The book interweaves the present and the past and so we learn how these events haunted Evie’s life. But there’s no redemptive moment, no act where she summons the courage to do the right thing, or rises above her own self-absorption. Even in the present, when the psychopath-in-the-making son of a friend and his underage, impressionable girlfriend crash at her digs, she can only summon a half-hearted (and failed) attempt to save the girl from following the path that so grievously sidetracked her own life.

All the men in the book are either pathetic or pigs of various shapes and forms – except for a premed student named Tom, who sees the cult for what it is, but who Evie rejects as a dork. Towards the end of the book, Evie ticks off a long list of subsequent experiences with awful men that could summon in her the hatred to commit horrendous crimes, seeming to imply that with the right mix of events, she too might have become a Suzanne, and, by implication, so could enormous numbers of other young women.

My first reaction was to call “Bullshit!” Were all young women potential Suzannes, we would have seen endless repeats of the Manson horrors in the nearly 50 years since the events.

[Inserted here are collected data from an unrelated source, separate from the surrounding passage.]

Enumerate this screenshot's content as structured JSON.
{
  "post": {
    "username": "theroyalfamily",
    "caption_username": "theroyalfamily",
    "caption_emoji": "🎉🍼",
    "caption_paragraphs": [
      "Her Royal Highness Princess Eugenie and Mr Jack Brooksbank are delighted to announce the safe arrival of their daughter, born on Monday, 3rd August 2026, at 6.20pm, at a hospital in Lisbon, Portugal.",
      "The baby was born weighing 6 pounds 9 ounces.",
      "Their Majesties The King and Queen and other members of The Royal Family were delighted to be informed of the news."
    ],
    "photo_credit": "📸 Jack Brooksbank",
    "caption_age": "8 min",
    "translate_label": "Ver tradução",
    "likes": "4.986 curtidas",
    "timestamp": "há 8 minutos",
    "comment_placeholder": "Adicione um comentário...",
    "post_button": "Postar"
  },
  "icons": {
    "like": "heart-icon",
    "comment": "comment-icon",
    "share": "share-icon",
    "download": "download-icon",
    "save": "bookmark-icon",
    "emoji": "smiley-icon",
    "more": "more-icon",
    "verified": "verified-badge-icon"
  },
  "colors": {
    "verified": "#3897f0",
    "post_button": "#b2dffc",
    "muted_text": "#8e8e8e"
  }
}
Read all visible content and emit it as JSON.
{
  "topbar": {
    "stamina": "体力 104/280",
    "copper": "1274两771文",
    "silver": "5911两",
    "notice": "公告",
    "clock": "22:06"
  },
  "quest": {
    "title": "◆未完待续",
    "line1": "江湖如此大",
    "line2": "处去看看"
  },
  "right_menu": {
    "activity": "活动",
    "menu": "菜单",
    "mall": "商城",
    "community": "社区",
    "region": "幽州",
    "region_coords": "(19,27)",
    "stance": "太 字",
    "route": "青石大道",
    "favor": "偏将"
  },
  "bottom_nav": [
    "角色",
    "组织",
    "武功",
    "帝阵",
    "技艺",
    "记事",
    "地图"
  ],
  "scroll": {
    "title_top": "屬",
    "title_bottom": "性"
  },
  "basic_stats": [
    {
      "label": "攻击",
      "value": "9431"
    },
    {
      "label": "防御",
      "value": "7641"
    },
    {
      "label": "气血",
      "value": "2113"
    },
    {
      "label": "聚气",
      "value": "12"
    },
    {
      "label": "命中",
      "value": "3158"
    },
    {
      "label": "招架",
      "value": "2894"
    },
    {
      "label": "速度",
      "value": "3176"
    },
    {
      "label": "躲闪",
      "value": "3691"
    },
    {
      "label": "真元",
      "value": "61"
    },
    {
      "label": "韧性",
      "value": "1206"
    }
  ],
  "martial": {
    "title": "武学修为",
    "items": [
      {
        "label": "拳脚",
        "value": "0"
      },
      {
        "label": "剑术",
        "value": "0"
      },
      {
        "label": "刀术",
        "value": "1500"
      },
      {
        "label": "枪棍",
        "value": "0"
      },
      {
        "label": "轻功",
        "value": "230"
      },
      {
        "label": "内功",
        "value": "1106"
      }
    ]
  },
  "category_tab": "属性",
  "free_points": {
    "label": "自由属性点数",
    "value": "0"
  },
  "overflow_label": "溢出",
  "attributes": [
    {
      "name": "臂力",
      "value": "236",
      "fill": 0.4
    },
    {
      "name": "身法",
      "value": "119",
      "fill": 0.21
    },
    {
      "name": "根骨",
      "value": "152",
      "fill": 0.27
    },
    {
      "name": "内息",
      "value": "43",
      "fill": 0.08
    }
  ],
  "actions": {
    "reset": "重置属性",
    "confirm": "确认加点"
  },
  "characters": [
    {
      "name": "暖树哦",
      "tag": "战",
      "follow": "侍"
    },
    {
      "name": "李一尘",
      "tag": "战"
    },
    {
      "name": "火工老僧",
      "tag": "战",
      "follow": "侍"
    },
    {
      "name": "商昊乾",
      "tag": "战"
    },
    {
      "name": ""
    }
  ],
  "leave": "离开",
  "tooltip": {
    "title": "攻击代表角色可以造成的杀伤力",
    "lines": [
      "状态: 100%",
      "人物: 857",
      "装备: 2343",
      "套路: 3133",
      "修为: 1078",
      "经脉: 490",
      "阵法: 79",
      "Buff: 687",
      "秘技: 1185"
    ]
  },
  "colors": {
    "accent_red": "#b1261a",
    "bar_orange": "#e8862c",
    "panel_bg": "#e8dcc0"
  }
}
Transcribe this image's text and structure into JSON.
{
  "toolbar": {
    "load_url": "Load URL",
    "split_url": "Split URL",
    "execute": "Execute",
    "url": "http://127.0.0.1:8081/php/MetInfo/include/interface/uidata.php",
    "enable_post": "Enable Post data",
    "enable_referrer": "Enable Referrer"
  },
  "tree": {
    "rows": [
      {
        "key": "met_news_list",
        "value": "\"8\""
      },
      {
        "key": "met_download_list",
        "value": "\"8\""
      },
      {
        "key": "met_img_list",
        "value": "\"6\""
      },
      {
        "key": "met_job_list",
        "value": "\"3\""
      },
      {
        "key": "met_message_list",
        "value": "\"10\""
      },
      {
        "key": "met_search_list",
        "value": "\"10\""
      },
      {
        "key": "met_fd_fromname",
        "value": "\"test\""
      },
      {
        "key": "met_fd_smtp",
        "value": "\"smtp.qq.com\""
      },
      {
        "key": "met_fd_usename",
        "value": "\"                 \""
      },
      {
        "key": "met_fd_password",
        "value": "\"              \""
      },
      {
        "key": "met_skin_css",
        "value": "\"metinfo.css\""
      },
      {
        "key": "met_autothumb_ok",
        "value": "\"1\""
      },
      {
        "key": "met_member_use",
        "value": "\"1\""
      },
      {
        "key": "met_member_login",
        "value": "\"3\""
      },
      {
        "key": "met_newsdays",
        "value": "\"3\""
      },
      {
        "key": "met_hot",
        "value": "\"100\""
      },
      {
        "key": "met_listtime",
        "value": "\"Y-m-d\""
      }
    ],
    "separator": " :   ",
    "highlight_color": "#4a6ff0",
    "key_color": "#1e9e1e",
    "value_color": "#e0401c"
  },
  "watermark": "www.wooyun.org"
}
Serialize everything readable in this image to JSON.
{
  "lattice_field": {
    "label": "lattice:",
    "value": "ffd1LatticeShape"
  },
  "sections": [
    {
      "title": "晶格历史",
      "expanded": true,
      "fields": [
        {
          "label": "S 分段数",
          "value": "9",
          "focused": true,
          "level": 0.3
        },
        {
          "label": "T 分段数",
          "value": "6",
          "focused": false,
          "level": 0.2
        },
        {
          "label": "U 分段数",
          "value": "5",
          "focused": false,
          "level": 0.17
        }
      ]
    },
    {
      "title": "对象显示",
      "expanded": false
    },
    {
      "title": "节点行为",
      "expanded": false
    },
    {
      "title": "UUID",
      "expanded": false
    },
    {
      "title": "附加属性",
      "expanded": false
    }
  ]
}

Instead, those murders still stand as a touchstone of horror because nothing since has eclipsed their mindless violence.

The Manson cult was at the far far end of the normal curve during truly abnormal times. In just the two years leading up to the murders, we had the huge escalation of a senseless war, the explosion of the anti-war movement and counter-culture, a breakdown of generational trust, my generation’s first experiences with powerful, mind-altering drugs, and a sexual revolution. In a country of more than 200 million people, that roiling stew of disruptive forces bubbled to the surface about 20 broken souls, deranged by drugs and in the thrall of a false prophet.

On reflection, however, maybe Ms. Clein was making a different point. All we have to think of are the teenage executioners of Pol Pot’s Cambodia or the child soldiers of Africa to recognize that the capacity for evil lies latent in the young. And, while in fiction we want our protagonists to find redemption or transcend their flaws perhaps Evie’s failure to rise to the occasion was making the point that a civilization that keeps our murderous impulses in check is not innate, but something external that has to be actively inculcated and supported. That’s something to keep in mind amid the current insanity of gun violence, and as more dark clouds gather on the horizon.